Abstract 9046: Childhood Underweight Affects Left Ventricular Geometry and Function
Background: Obesity is associated with structural and functional changes in the heart. Childhood underweight is also associated with an increased risk of later cardiovascular disease. In contrast to overweight/obesity, much less is known about underweight-related changes in left ventricular (LV) geometry and function. Myocardial performance index (MPI) combines both systolic and diastolic phases of cardiac cycle and has been shown to be useful for assessing global LV function. The purpose of the study is to assess the relationships between BMI z-score and LV geometry and MPI in children.
Methods: Echocardiography with tissue Doppler imaging was performed in 643 children aged 7 to 15 years (BMI z-score -2.4 to +6.8). Subjects were divided into 9 groups according to BMI z-score. Cardiac dimensions, LV end-diastolic volume, LV mass, ejection fraction, isovolumic relaxation time (IRT), and tissue Doppler-derived MPI were measured.

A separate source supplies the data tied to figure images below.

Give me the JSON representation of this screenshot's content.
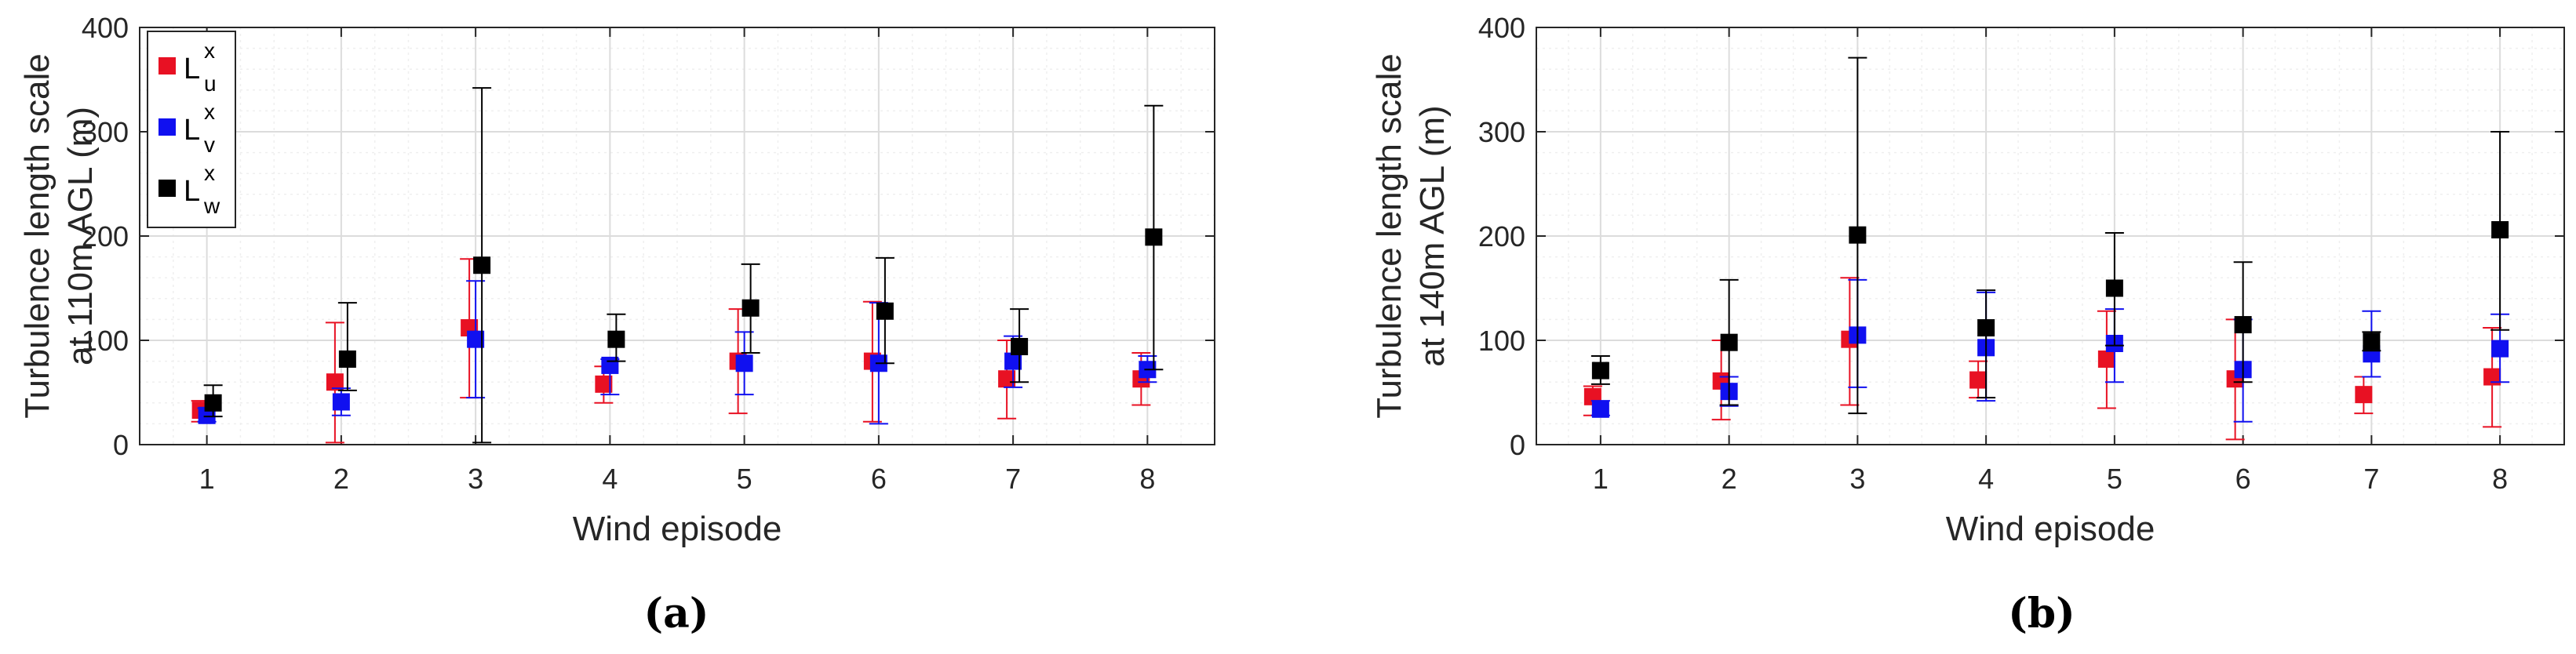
{
  "chart_data": [
    {
      "type": "scatter",
      "panel_label": "(a)",
      "xlabel": "Wind episode",
      "ylabel_lines": [
        "Turbulence length scale",
        "at 110m AGL (m)"
      ],
      "xlim": [
        0.5,
        8.5
      ],
      "ylim": [
        0,
        400
      ],
      "xticks": [
        "1",
        "2",
        "3",
        "4",
        "5",
        "6",
        "7",
        "8"
      ],
      "yticks": [
        "0",
        "100",
        "200",
        "300",
        "400"
      ],
      "grid": true,
      "minor_grid": true,
      "legend_placement": "top-left",
      "legend": [
        {
          "main": "L",
          "sup": "x",
          "sub": "u",
          "color": "#e81123"
        },
        {
          "main": "L",
          "sup": "x",
          "sub": "v",
          "color": "#1010f0"
        },
        {
          "main": "L",
          "sup": "x",
          "sub": "w",
          "color": "#000000"
        }
      ],
      "series": [
        {
          "color": "#e81123",
          "x": [
            1,
            2,
            3,
            4,
            5,
            6,
            7,
            8
          ],
          "y": [
            33,
            60,
            112,
            58,
            80,
            80,
            63,
            63
          ],
          "low": [
            22,
            2,
            45,
            40,
            30,
            22,
            25,
            38
          ],
          "high": [
            42,
            117,
            178,
            75,
            130,
            137,
            100,
            88
          ]
        },
        {
          "color": "#1010f0",
          "x": [
            1,
            2,
            3,
            4,
            5,
            6,
            7,
            8
          ],
          "y": [
            28,
            41,
            101,
            76,
            78,
            78,
            80,
            72
          ],
          "low": [
            22,
            28,
            45,
            48,
            48,
            20,
            55,
            60
          ],
          "high": [
            35,
            54,
            157,
            82,
            108,
            136,
            104,
            85
          ]
        },
        {
          "color": "#000000",
          "x": [
            1,
            2,
            3,
            4,
            5,
            6,
            7,
            8
          ],
          "y": [
            40,
            82,
            172,
            101,
            131,
            128,
            94,
            199
          ],
          "low": [
            27,
            52,
            2,
            80,
            88,
            78,
            60,
            72
          ],
          "high": [
            57,
            136,
            342,
            125,
            173,
            179,
            130,
            325
          ]
        }
      ]
    },
    {
      "type": "scatter",
      "panel_label": "(b)",
      "xlabel": "Wind episode",
      "ylabel_lines": [
        "Turbulence length scale",
        "at 140m AGL (m)"
      ],
      "xlim": [
        0.5,
        8.5
      ],
      "ylim": [
        0,
        400
      ],
      "xticks": [
        "1",
        "2",
        "3",
        "4",
        "5",
        "6",
        "7",
        "8"
      ],
      "yticks": [
        "0",
        "100",
        "200",
        "300",
        "400"
      ],
      "grid": true,
      "minor_grid": true,
      "series": [
        {
          "color": "#e81123",
          "x": [
            1,
            2,
            3,
            4,
            5,
            6,
            7,
            8
          ],
          "y": [
            46,
            61,
            101,
            62,
            82,
            63,
            48,
            65
          ],
          "low": [
            28,
            24,
            38,
            45,
            35,
            5,
            30,
            17
          ],
          "high": [
            56,
            100,
            160,
            80,
            128,
            120,
            65,
            112
          ]
        },
        {
          "color": "#1010f0",
          "x": [
            1,
            2,
            3,
            4,
            5,
            6,
            7,
            8
          ],
          "y": [
            34,
            51,
            105,
            93,
            97,
            72,
            87,
            92
          ],
          "low": [
            28,
            37,
            55,
            42,
            60,
            22,
            65,
            60
          ],
          "high": [
            42,
            65,
            158,
            146,
            130,
            120,
            128,
            125
          ]
        },
        {
          "color": "#000000",
          "x": [
            1,
            2,
            3,
            4,
            5,
            6,
            7,
            8
          ],
          "y": [
            71,
            98,
            201,
            112,
            150,
            115,
            99,
            206
          ],
          "low": [
            58,
            38,
            30,
            45,
            95,
            60,
            90,
            110
          ],
          "high": [
            85,
            158,
            371,
            148,
            203,
            175,
            108,
            300
          ]
        }
      ]
    }
  ]
}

Results: There were significant relationships between BMI z-score and LV mass, LVEDV, and mass to volume ratio (r = 0.37, 0.23, and 0.39, p < 0.01, respectively). LVEF did not correlate with BMI z-score. A U-shaped association was observed between BMI z-score and MPI, and MPI at both BMI z-score <-2.0 and BMI z-score ≥ +3.0 were significantly greater compared with normal weight children as shown in Figure. There was a J-shaped association between BMI z-score and IRT with a significant increase at higher BMI (z-score ≥ +2.0).

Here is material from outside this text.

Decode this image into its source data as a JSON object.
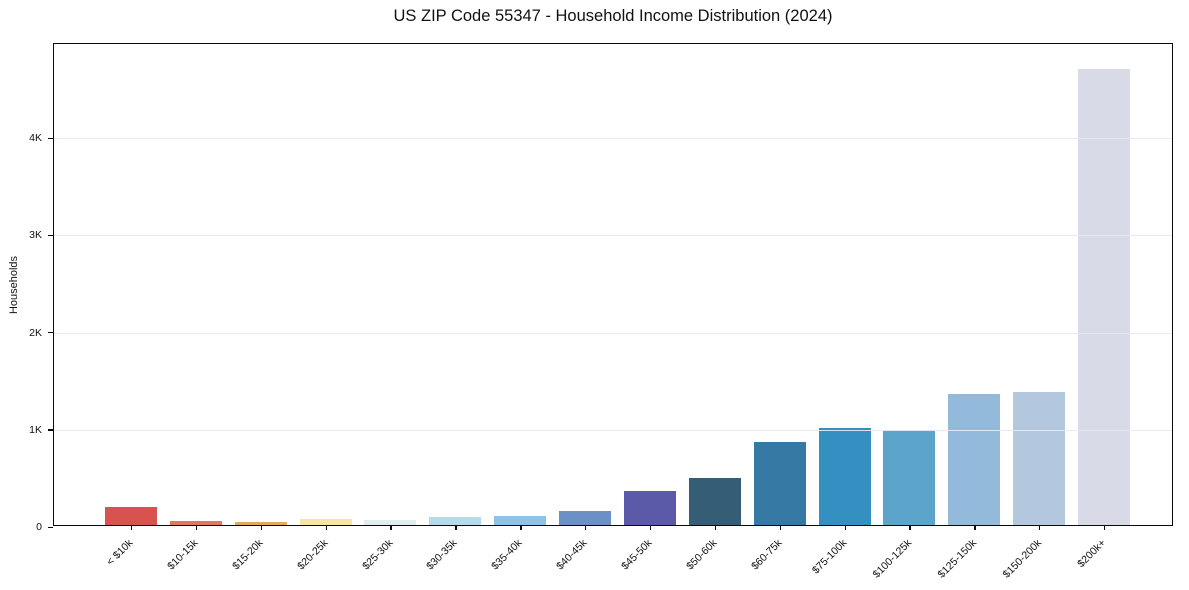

Conclusions: The present study suggests that lower BMI is associated with LV hypotrophy and increased MPI. Childhood underweight as well as overweight has a negative effect on cardiovascular function. Our findings suggest that primary prevention programs should be initiated in not only overweight but also underweight children.
- © 2012 by American Heart Association, Inc.